LE PETIT BOULEAU
« Petite robe blanche et cheveux d’or — du petit bouleau — Il me passe quelque chose à travers le corps, — lorsque je vous vois…
Il me passe quelque chose à travers le corps — parce que je crois voir la robe de ma sœur, — la pauvre Thérèse…
Voir les cheveux de ma sœur — qui n’avait que dix ans, — quand la prit la Mort… — Voilà ce que je vois.
Et qui fait tant frissonner mon corps, — Parce que je crois revoir encore ma sœur, — en ce bouleau. »
J’étais charmé et dérouté par cette note aimable et plaintive, en telle opposition avec le rude accent de la Haute-Auvergne. Le train roulait, par la nuit glacée. Je m’endormis dans mon coin, jusqu’au matin peu hâtif de la mi-octobre, vers sept heures ; c’était le Livradois qui s’encadrait par images successives, à la portière — alors que je pensais continuer ma lecture ; c’est la Dore du poète, une souple et gracieuse rivière à travers les prairies bordées de saules et de peupliers, la paisible rivière et les calmes arbres de la plaine, sans rien de commun avec nos ruisseaux torrentueux des vallons cantaliens ! Ah ! que déjà je comprenais mieux l’œuvre de M. Michalias !…
Je fus tout à fait renseigné par le court trajet de la gare d’Ambert à la ville, sans rapport avec nos bourgs farouches, dans leurs aires de basalte ! L’Auvergne de M. Michalias est une autre Auvergne, qui a trouvé en lui un poète spontané et attentif, un fils pieux qui n’a pas dédaigné l’héritage ancestral. Ses habitudes d’examen et de précaution lui ont inculqué le goût du détail. Son œuvre manquera de lointain et d’ensemble, mais elle vaudra par de fines découvertes, une jolie pénétration. Où nous n’aurions aperçu que le vague aspect de la roche et de la verdure, il émerveillera nos regards par tel fragment de caillou où semblent s’être pétrifiés des milliers d’arcs-en-ciel, — que son marteau savant a fait sauter de quelque bloc enfoui depuis les premiers âges du monde…
Prodigieux mystère des sources qui peuvent cheminer à travers le sol hermétique, et se perdre, inconnues, ou qui vont jaillir à la révélation de la baguette de coudrier !

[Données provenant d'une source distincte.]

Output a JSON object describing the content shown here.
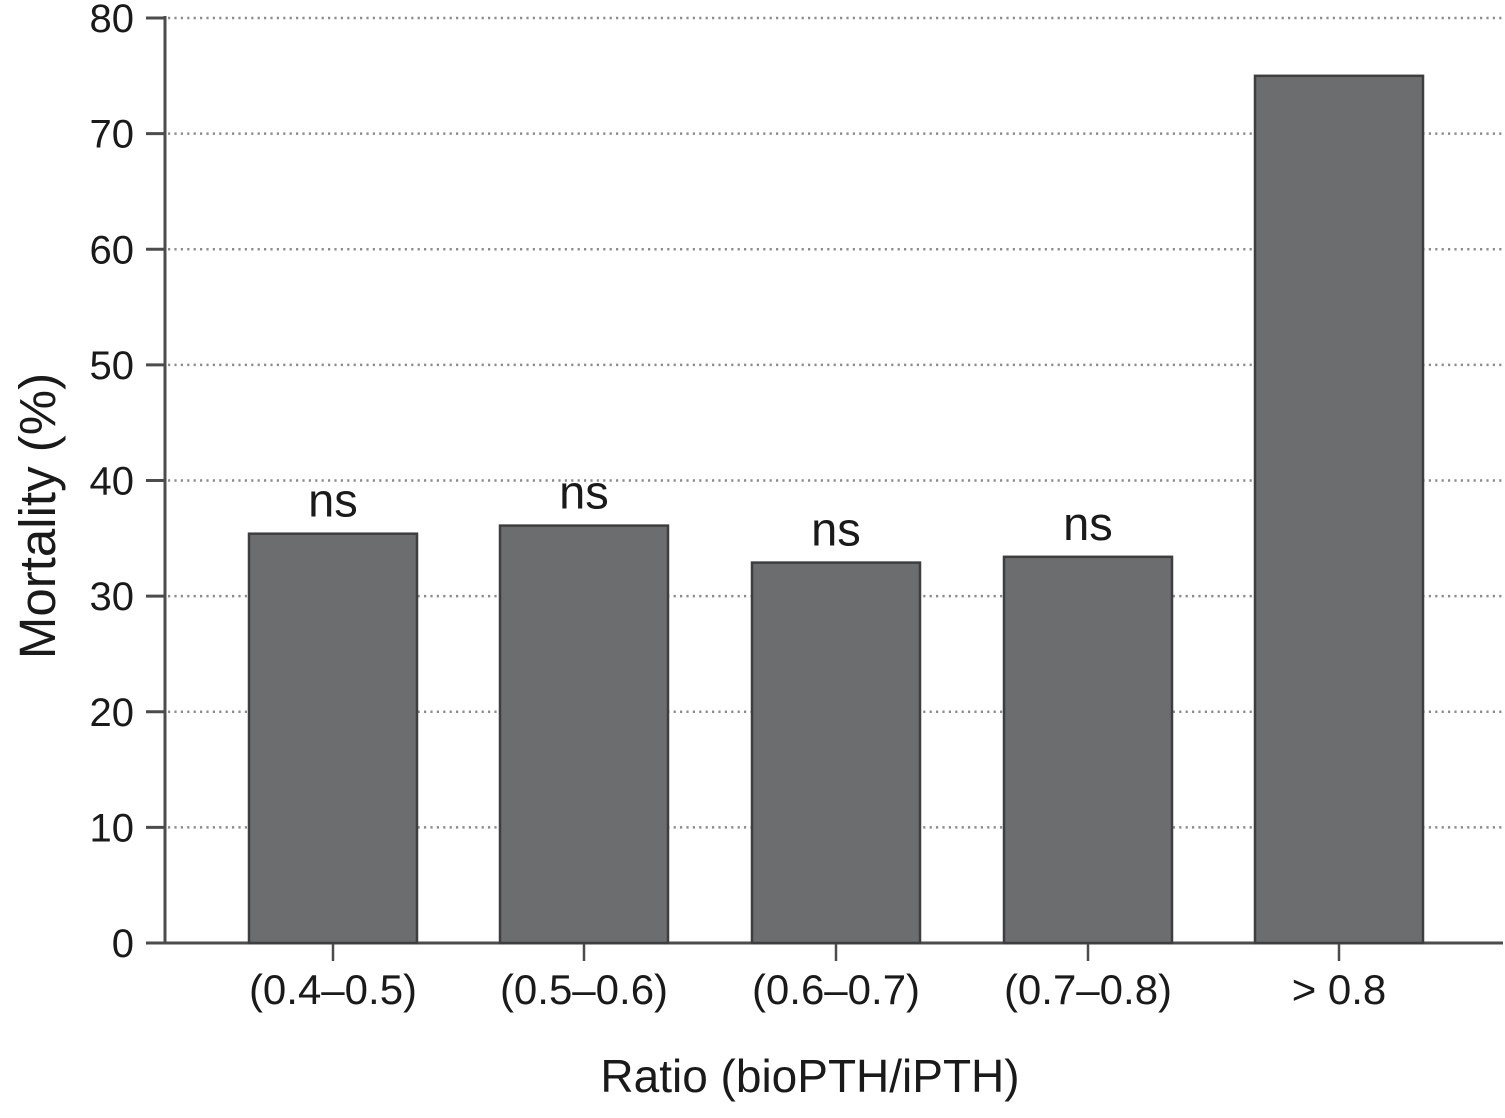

Une sensibilité de poète, ses dons d’observation, le trésor du vieux parler ambertois — tout cela aurait bien pu s’égarer ou se dessécher, par la course ou la stagnation de plus d’un demi-siècle au tréfonds du cœur et de l’esprit d’un tranquille bourgeois de province. Or, comme une source longtemps souterraine, la veine poétique a jailli de M. Michalias, à l’improviste.
Cela lui est venu d’un jour où, retiré des affaires, il s’était cassé la jambe. C’en était fini, pour quelques semaines, des promenades du botaniste, de l’entomologiste, du géologue… Ce fut la bonne souffrance où, momentanément sevré d’activité, la méditation fut la seule ressource du malade.
Les souvenirs, les images qui se pressaient, M. Michalias entreprit de les classer, comme il avait fait toute sa vie, de son butin d’insectes, de plantes, de minéraux. Il composa des tableautins d’un réalisme discret et sincère, qui lui valurent les plus hautes approbations félibréennes. Il avait écrit par jeu, pour se distraire : l’amateur se révélait poète, d’une imprévue personnalité. La philologie s’emparait de son œuvre, historiquement précieuse par la qualité et la quantité des matériaux sauvés et rassemblés ; non pas des vocables de bibliothèque, perdus et refroidis, dont les spécialistes scrutent la structure évidée, mais du patois de plein air, capturé au soleil et épinglé encore tout frémissant, comme le papillon avec toutes ses couleurs, avant de se recroqueviller et de disparaître.